Joaquim Malats was born in 1872 in the suburbs of Barcelona. At the insistence of his father, he attended and graduated the Municipal Conservatory of Barcelona under the direction of Juan Bautista Pujol who educated many prominent Spanish pianists of the late romantic period including Enrique Granados and Ricardo Viñes. Since the family did not have a stable income, Malats decided to become a carpenter after his graduation from the conservatory, but his father was able to convince the city municipality to provide funds for Malats' further education at Paris Conservatory.
In his Paris period, Malats based most of his compositions on the traditions of Spanish folk music which, at the time, were extremely adored. He became one of the best pianists of his time whose main objective was to showcase the works of the modern composers; after all, before recorded music took off, these interpretative concerts were the only opportunity one had to listen to new compositions.

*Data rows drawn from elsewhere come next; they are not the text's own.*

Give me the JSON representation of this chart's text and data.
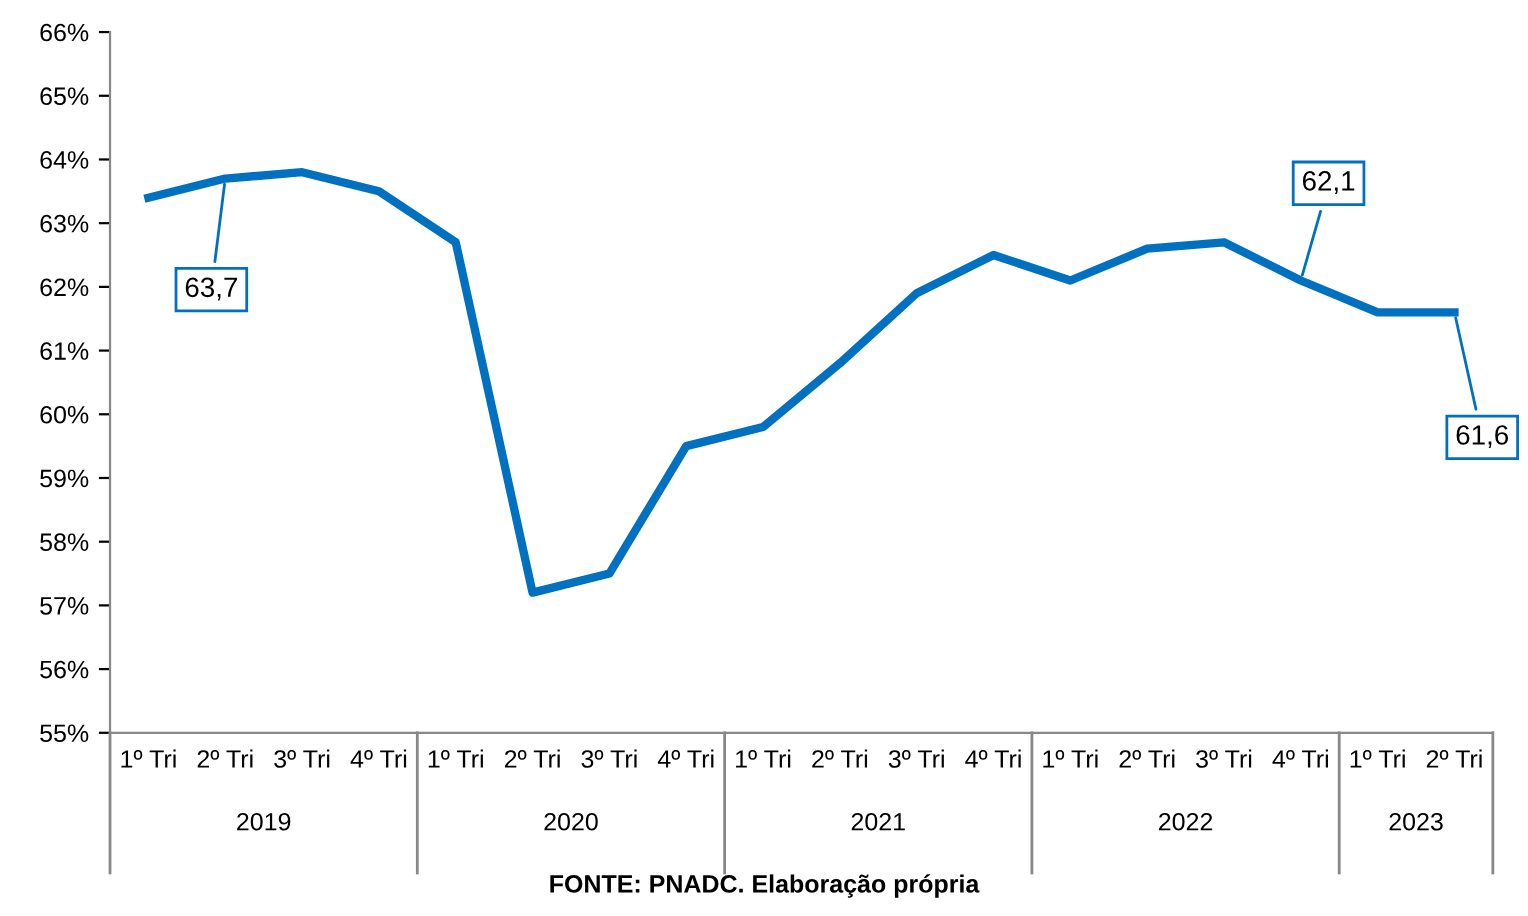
{
  "chart_data": {
    "type": "line",
    "categories": [
      "1º Tri",
      "2º Tri",
      "3º Tri",
      "4º Tri",
      "1º Tri",
      "2º Tri",
      "3º Tri",
      "4º Tri",
      "1º Tri",
      "2º Tri",
      "3º Tri",
      "4º Tri",
      "1º Tri",
      "2º Tri",
      "3º Tri",
      "4º Tri",
      "1º Tri",
      "2º Tri"
    ],
    "series": [
      {
        "color": "#0070c0",
        "values": [
          63.4,
          63.7,
          63.8,
          63.5,
          62.7,
          57.2,
          57.5,
          59.5,
          59.8,
          60.8,
          61.9,
          62.5,
          62.1,
          62.6,
          62.7,
          62.1,
          61.6,
          61.6
        ],
        "value_labels": [
          null,
          "63,7",
          null,
          null,
          null,
          null,
          null,
          null,
          null,
          null,
          null,
          null,
          null,
          null,
          null,
          "62,1",
          null,
          "61,6"
        ]
      }
    ],
    "ylim": [
      55,
      66
    ],
    "yticks": [
      {
        "value": 55,
        "label": "55%"
      },
      {
        "value": 56,
        "label": "56%"
      },
      {
        "value": 57,
        "label": "57%"
      },
      {
        "value": 58,
        "label": "58%"
      },
      {
        "value": 59,
        "label": "59%"
      },
      {
        "value": 60,
        "label": "60%"
      },
      {
        "value": 61,
        "label": "61%"
      },
      {
        "value": 62,
        "label": "62%"
      },
      {
        "value": 63,
        "label": "63%"
      },
      {
        "value": 64,
        "label": "64%"
      },
      {
        "value": 65,
        "label": "65%"
      },
      {
        "value": 66,
        "label": "66%"
      }
    ],
    "grid": false,
    "legend": false,
    "marker": "none",
    "line_style": "solid",
    "annotations": [
      "2019",
      "2020",
      "2021",
      "2022",
      "2023",
      "FONTE: PNADC. Elaboração própria"
    ]
  }
}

Further development of Malats' performing career was stalled by his progressing illness that forced the composer to stop touring and return to his homeland where he spent two years teaching the piano and composition before his death in 1912.
The composer’s invaluable contribution to the piano movement of the early 20th century is well-illustrated by Albeniz who wrote to Malats about the true motivation behind his most famous work:
“I am writing Iberia (…) essentially because of you and for you.”

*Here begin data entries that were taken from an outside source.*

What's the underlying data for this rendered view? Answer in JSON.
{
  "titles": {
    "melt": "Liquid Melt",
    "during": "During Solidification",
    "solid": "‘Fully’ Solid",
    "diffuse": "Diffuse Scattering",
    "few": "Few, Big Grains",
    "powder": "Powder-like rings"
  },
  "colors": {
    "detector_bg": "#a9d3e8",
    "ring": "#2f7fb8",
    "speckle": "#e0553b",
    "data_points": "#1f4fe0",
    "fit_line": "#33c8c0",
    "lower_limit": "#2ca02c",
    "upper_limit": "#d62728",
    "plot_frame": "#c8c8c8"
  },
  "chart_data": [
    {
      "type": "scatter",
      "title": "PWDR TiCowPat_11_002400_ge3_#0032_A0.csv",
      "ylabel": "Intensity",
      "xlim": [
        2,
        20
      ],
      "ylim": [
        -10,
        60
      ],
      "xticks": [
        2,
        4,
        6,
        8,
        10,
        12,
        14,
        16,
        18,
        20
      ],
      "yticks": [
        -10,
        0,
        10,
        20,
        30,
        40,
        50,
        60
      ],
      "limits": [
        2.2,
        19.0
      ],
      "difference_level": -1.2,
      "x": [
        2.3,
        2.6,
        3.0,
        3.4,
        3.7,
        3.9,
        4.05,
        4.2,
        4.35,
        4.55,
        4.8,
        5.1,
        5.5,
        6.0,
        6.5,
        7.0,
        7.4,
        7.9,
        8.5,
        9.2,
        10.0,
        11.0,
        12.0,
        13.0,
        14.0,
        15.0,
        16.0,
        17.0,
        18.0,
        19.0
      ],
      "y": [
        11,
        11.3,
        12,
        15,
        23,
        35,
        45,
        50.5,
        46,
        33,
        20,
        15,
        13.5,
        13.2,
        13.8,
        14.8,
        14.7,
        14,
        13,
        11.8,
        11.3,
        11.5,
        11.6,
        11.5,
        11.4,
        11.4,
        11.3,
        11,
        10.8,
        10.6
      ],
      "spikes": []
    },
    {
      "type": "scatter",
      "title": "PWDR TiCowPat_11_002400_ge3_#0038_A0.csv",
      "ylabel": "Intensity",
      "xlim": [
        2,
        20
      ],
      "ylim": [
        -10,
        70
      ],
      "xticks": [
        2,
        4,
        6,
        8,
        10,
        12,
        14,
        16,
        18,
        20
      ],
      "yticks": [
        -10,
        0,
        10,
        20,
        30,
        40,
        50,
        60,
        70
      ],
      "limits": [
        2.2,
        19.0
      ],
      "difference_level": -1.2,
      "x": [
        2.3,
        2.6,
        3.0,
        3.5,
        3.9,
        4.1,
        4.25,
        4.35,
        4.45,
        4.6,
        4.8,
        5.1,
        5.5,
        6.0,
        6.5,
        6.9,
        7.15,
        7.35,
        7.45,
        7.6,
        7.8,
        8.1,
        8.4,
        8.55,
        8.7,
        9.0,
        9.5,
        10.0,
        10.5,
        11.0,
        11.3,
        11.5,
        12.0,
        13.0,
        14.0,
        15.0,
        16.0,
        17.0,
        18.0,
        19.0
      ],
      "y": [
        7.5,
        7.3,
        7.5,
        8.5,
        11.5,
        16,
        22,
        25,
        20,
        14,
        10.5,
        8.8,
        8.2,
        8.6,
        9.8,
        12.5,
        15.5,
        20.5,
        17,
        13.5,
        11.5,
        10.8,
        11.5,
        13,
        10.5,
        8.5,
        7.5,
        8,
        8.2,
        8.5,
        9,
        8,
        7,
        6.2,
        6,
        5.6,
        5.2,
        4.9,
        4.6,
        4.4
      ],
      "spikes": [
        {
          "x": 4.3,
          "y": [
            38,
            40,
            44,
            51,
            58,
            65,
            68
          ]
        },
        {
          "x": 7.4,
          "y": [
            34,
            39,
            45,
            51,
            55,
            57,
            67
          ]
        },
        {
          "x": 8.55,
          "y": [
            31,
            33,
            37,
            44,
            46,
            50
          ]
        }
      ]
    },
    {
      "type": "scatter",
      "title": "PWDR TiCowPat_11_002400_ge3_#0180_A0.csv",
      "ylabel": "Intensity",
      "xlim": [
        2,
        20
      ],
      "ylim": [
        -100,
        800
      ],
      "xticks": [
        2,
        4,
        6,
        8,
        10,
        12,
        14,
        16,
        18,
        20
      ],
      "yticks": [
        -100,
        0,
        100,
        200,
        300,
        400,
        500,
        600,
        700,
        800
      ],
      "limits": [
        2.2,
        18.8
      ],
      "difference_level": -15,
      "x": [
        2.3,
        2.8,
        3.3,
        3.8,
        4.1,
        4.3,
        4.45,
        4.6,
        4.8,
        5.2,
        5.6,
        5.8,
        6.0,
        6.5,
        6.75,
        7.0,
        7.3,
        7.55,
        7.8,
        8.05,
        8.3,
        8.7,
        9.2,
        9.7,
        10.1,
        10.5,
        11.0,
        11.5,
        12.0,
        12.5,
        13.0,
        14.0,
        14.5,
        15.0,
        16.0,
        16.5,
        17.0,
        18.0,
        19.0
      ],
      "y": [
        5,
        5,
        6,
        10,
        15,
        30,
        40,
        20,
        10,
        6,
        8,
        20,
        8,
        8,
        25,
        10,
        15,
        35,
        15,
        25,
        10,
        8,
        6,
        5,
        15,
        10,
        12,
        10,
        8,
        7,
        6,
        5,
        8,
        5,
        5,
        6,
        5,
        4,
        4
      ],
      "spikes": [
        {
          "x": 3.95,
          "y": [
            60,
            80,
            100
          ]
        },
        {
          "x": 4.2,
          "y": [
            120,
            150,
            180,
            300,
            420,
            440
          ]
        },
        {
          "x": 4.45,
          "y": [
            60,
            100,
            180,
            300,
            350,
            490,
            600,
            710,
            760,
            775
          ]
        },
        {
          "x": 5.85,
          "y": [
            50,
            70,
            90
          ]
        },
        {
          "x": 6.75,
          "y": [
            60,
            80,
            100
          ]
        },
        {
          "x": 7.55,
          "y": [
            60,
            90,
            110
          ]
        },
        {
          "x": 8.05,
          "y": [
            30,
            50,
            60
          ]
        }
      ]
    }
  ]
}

Historically, Spanish folk music is guitar-oriented, so it is not surprising that the compositions of Spanish pianists representing national post-romanticism and impressionism are so popular among guitarists. Undoubtedly, the most famous piano work rearranged for classical guitar is Albéniz's Asturias which, in the opinion of musicologists, inspired Malats to compose Serenata Española.

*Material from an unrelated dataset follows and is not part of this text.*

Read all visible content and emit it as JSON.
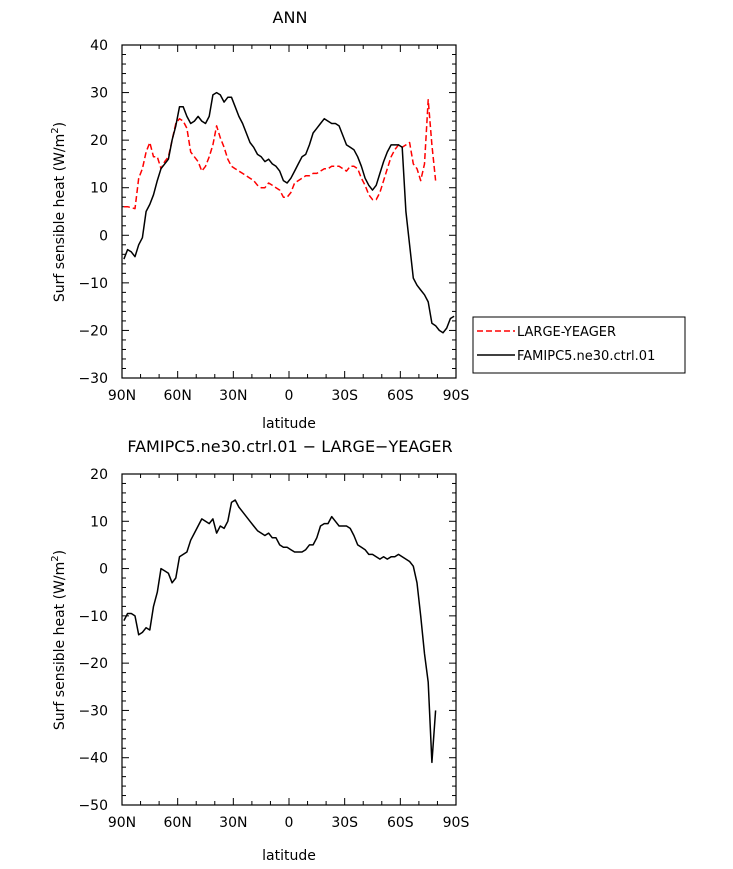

Watch Julian Bream perform his transcription of Serenata Española by Joaquim Malats:
Like Asturias, for which Albéniz had chosen the bulería musical form with a triple metre and the Phrygian mode, Serenata Española shows similar elements typical of the flamenco genre that originated in Andalusia in the late 18th century.
Listen to Joaquim Malats' Serenata Española performed by Andrés Segovia who artfully highlights the melodic passages of the piece:
Although the piece is composed in an inconvenient for a classical guitar musical key, it develops in a suitable register, drawing attention to the rhythmic movement of the middle-voices which, together with the guitars' timbre, deliver a dense and slightly overloaded sound associated with riffs of modern guitar-oriented music.
Judging by the rather squeaky record preserved on the wax cylinders, the composer himself performed Serenata Española in C minor, while guitarists prefer the versions transposed to E minor.
Listen to Serenata Española performed byJoaquim Malats himself in 1903:
Phonograph cylinders, developed by Thomas Edison, were the first commercial sound recording format and appeared on the market at the end of the 19th century. Although wax cylinders had a lot of advantages over disc records, they later lost the fight for market dominance precisely due to poor quality of the audio.